Le président de la formation de jugement a dispensé la rapporteure publique, sur sa proposition, de prononcer des conclusions à l'audience.
Les parties ont été régulièrement averties du jour de l'audience.
Ont été entendus au cours de l'audience publique :
- le rapport de M. d'Haëm, président-rapporteur,
- et les observations de M. A....
Considérant ce qui suit :
1. M. A..., ressortissant indien, né le 5 décembre 1962 et entré en France, selon ses déclarations, en 1989, a sollicité, le 14 mai 2021, la délivrance d'un titre de séjour sur le fondement des articles L. 423-23 et L. 435-1 du code de l'entrée et du séjour des étrangers et du droit d'asile. Par un arrêté du 3 septembre 2021, le préfet de police a, notamment, rejeté sa demande et l'a obligé à quitter le territoire français sans délai. Par un jugement n° 2118983 du 23 décembre 2021, le tribunal administratif de Paris a annulé cet arrêté et enjoint au préfet de réexaminer la situation de M. A..., après avoir soumis sa demande, pour avis, à la commission du titre de séjour, dans un délai de trois mois. Au vu d'un avis favorable à la délivrance d'un titre de séjour à l'intéressé émis le 30 mai 2022 par cette commission et par un arrêté du 19 juillet 2022, le préfet de police a refusé de lui délivrer un titre de séjour, l'a obligé à quitter le territoire français sans délai, a fixé le pays de destination et a prononcé à son encontre une interdiction de retour sur le territoire français d'une durée de vingt-quatre mois. Le préfet de police fait appel du jugement du 30 novembre 2022 par lequel le tribunal administratif de Paris a annulé cet arrêté du 19 juillet 2022, lui a enjoint de délivrer à M. A... une carte de séjour temporaire portant la mention " vie privée et familiale " dans le délai de trois mois et de prendre, dans le délai de deux mois, toute mesure propre à mettre fin à son signalement dans le système d'information Schengen et a mis à la charge de l'Etat le versement de la somme de 1 000 euros au titre des frais de l'instance.
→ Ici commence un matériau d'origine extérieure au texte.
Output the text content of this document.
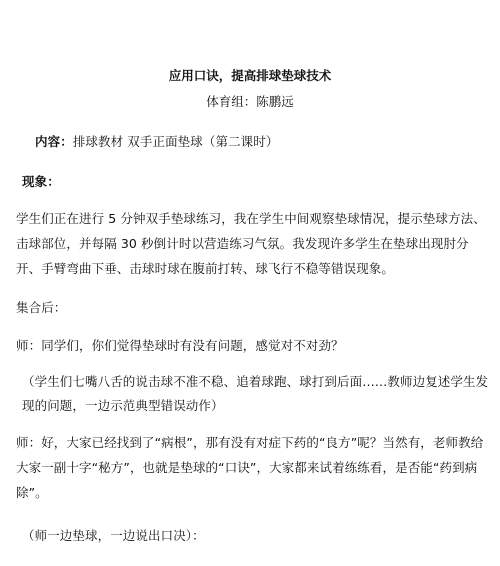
应用口诀，提高排球垫球技术
体育组：陈鹏远
内容：排球教材 双手正面垫球（第二课时）
现象：
学生们正在进行 5 分钟双手垫球练习，我在学生中间观察垫球情况，提示垫球方法、击球部位，并每隔 30 秒倒计时以营造练习气氛。我发现许多学生在垫球出现肘分开、手臂弯曲下垂、击球时球在腹前打转、球飞行不稳等错误现象。
集合后：
师：同学们，你们觉得垫球时有没有问题，感觉对不对劲？
（学生们七嘴八舌的说击球不准不稳、追着球跑、球打到后面……教师边复述学生发现的问题，一边示范典型错误动作）
师：好，大家已经找到了“病根”，那有没有对症下药的“良方”呢？当然有，老师教给大家一副十字“秘方”，也就是垫球的“口诀”，大家都来试着练练看，是否能“药到病除”。
（师一边垫球，一边说出口决）：
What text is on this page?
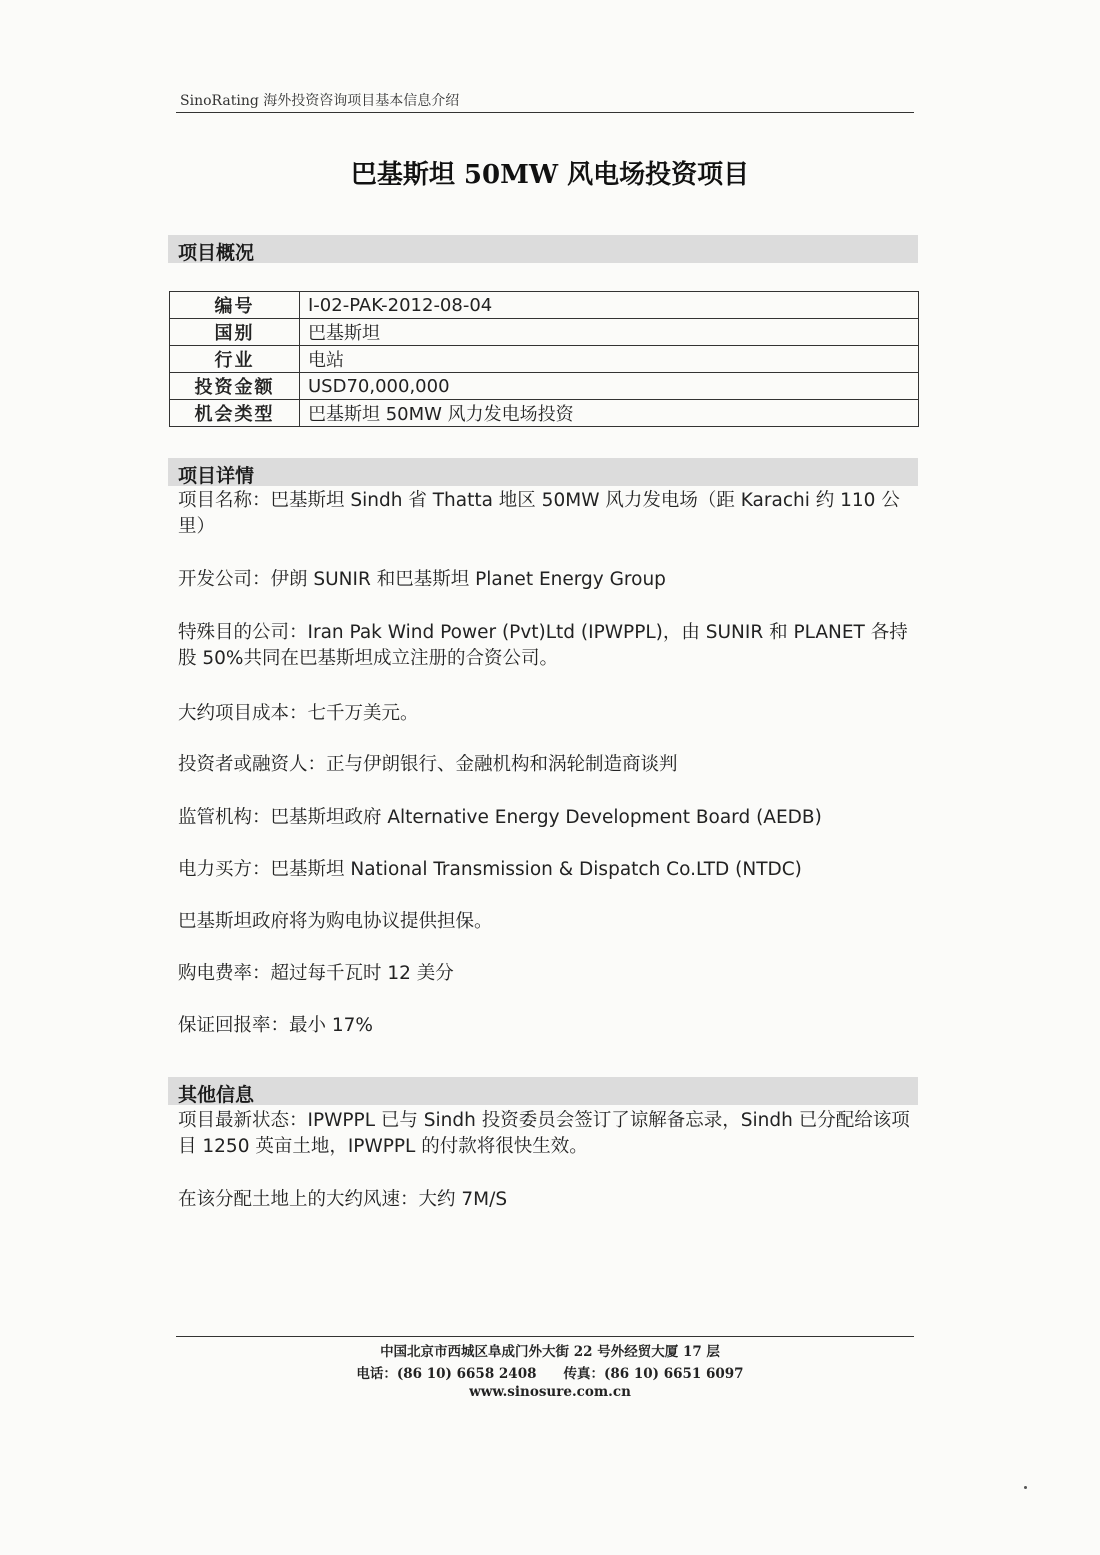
SinoRating 海外投资咨询项目基本信息介绍
巴基斯坦 50MW 风电场投资项目
项目概况
编号	I-02-PAK-2012-08-04
国别	巴基斯坦
行业	电站
投资金额	USD70,000,000
机会类型	巴基斯坦 50MW 风力发电场投资
项目详情
项目名称：巴基斯坦 Sindh 省 Thatta 地区 50MW 风力发电场（距 Karachi 约 110 公里）
开发公司：伊朗 SUNIR 和巴基斯坦 Planet Energy Group
特殊目的公司：Iran Pak Wind Power (Pvt)Ltd (IPWPPL)，由 SUNIR 和 PLANET 各持股 50%共同在巴基斯坦成立注册的合资公司。
大约项目成本：七千万美元。
投资者或融资人：正与伊朗银行、金融机构和涡轮制造商谈判
监管机构：巴基斯坦政府 Alternative Energy Development Board (AEDB)
电力买方：巴基斯坦 National Transmission & Dispatch Co.LTD (NTDC)
巴基斯坦政府将为购电协议提供担保。
购电费率：超过每千瓦时 12 美分
保证回报率：最小 17%
其他信息
项目最新状态：IPWPPL 已与 Sindh 投资委员会签订了谅解备忘录，Sindh 已分配给该项目 1250 英亩土地，IPWPPL 的付款将很快生效。
在该分配土地上的大约风速：大约 7M/S
中国北京市西城区阜成门外大街 22 号外经贸大厦 17 层
电话：(86 10) 6658 2408　　传真：(86 10) 6651 6097
www.sinosure.com.cn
Sur l'appel du préfet de police :
2. D'une part, aux termes de l'article L. 412-5 du code de l'entrée et du séjour des étrangers et du droit d'asile : " La circonstance que la présence d'un étranger en France constitue une menace pour l'ordre public fait obstacle à la délivrance (...) de la carte de séjour temporaire (...) ".
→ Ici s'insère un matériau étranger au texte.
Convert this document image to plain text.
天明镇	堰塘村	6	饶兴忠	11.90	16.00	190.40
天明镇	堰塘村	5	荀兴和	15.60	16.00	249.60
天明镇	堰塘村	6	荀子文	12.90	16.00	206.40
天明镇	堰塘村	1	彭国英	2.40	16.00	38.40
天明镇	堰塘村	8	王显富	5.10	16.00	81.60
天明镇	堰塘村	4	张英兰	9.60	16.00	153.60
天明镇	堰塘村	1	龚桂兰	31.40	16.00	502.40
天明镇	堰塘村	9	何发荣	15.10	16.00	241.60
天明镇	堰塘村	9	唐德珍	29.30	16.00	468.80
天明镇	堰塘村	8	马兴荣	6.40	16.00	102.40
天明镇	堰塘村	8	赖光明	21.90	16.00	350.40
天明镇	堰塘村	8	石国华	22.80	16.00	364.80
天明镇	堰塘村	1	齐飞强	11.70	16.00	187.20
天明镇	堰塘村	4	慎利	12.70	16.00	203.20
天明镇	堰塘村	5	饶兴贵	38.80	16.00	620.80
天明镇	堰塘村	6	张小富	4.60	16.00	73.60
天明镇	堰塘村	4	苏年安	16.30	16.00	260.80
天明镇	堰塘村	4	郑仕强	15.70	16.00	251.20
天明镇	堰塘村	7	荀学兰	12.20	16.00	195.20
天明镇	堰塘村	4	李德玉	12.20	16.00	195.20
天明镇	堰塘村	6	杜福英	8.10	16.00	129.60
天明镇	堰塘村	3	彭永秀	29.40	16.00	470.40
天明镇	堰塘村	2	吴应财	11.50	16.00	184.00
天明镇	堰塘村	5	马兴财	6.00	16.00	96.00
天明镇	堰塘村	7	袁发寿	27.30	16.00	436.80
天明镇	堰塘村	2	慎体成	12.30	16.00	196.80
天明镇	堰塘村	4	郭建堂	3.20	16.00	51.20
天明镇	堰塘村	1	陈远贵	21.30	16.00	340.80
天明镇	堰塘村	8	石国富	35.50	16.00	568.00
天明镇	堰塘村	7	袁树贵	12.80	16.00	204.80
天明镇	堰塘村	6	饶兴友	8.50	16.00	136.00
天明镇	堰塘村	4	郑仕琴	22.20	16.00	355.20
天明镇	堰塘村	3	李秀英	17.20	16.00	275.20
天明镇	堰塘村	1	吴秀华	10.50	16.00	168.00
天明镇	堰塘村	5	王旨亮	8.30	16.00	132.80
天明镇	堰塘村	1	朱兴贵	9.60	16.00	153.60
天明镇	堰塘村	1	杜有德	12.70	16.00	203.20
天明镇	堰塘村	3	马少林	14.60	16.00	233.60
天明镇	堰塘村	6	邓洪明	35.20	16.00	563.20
3. Les infractions pénales commises par un étranger ne sauraient, à elles seules, justifier légalement une mesure de refus de délivrance de titre de séjour et d'éloignement et ne dispensent pas l'autorité compétente d'examiner, d'après l'ensemble des circonstances de l'affaire, si la présence de l'intéressé sur le territoire français est de nature à constituer une menace pour l'ordre public. Lorsque l'administration se fonde sur l'existence d'une telle menace, il appartient au juge de l'excès de pouvoir, saisi d'un moyen en ce sens, de rechercher si les faits qu'elle invoque à cet égard sont de nature à justifier légalement sa décision.
4. D'autre part, aux termes de l'article 8 de la convention européenne de sauvegarde des droits de l'homme et des libertés fondamentales : " 1. Toute personne a droit au respect de sa vie privée et familiale (...). / 2. Il ne peut y avoir ingérence d'une autorité publique dans l'exercice de ce droit que pour autant que cette ingérence est prévue par la loi et qu'elle constitue une mesure qui, dans une société démocratique, est nécessaire à la sécurité nationale, à la sûreté publique, au bien-être économique du pays, à la défense de l'ordre et à la prévention des infractions pénales, à la protection de la santé ou de la morale, ou à la protection des droits et libertés d'autrui ".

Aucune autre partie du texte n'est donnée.